We have 1 transformer for the Playstation, Wii, and our multi-region DVD player (because US DVDs won’t play on NZ DVD players, and vice versa). We have another transformer for our wireless printer/scanner. I often use this one for some of our kitchen appliances.
Side note: I later wished that we hadn’t brought some of those appliances and had just bought new when we got here. Why? Well, those transformers are heavy. Getting it out from under the desk, lugging it onto the kitchen counter, and then repeating the process when I was done using the blender was a lot of work. Well, maybe not a lot of work in comparison to, say, farming 40 acres, but it was a lot of work for making a smoothie. Same deal whenever I used the crock pot. Additionally, transformers take up space. Not a lot of space, but enough space to be noticeable in a small kitchen.

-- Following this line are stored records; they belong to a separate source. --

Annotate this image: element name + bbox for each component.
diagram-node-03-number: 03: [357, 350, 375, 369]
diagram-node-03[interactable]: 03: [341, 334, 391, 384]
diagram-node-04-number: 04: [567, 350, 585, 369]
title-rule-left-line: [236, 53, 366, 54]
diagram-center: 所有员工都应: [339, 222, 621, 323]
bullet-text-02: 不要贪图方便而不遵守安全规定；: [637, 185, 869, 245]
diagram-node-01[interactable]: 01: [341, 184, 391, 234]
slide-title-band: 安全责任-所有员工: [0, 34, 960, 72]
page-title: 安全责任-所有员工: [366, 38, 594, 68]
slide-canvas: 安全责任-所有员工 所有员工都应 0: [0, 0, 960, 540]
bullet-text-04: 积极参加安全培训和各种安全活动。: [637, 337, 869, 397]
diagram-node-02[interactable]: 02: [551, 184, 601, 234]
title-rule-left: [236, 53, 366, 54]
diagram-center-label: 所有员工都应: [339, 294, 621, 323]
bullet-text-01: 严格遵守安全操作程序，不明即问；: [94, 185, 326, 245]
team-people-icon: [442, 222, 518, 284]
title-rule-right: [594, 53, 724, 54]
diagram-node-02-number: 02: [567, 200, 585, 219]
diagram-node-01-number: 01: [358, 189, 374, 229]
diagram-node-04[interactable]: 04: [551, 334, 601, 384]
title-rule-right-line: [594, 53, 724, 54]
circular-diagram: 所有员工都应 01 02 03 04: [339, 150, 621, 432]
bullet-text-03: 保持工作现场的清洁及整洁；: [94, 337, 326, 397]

And then, we have a 3rd transformer. I normally forget about this one because I almost never see it. Why? Because it’s actually in Chris’ office at the uni and is used by his
second wife coffee/espresso machine.
If you try to use an electronic device in NZ that doesn’t run on the standard voltage here, you will fry it. If you decide to buy electronics on TradeMe, make sure you check the voltage. I sold a paper shredder on TradeMe several weeks ago. I listed it for the grand price of $1 because it was 5 years old and it ran on US voltage (something I made sure to list both in the item’s title and twice in the item’s description). It ended up going for something like $30 and the evening after the buyer picked it up, I got a rather irate email, talking about how I’d sold him a piece of junk.
I gently pointed out the voltage, copy/pasted the item’s description as it ran on TradeMe, and asked if he’s used a transformer or just a plug adapter. Give you one guess as to what he’d done.
So, have a think before bringing your electronics over here. As a general rule, if it’s 5 years old or more, don’t bring it. Just replace it, either in the States or over here. And make sure you’re aware of the voltage!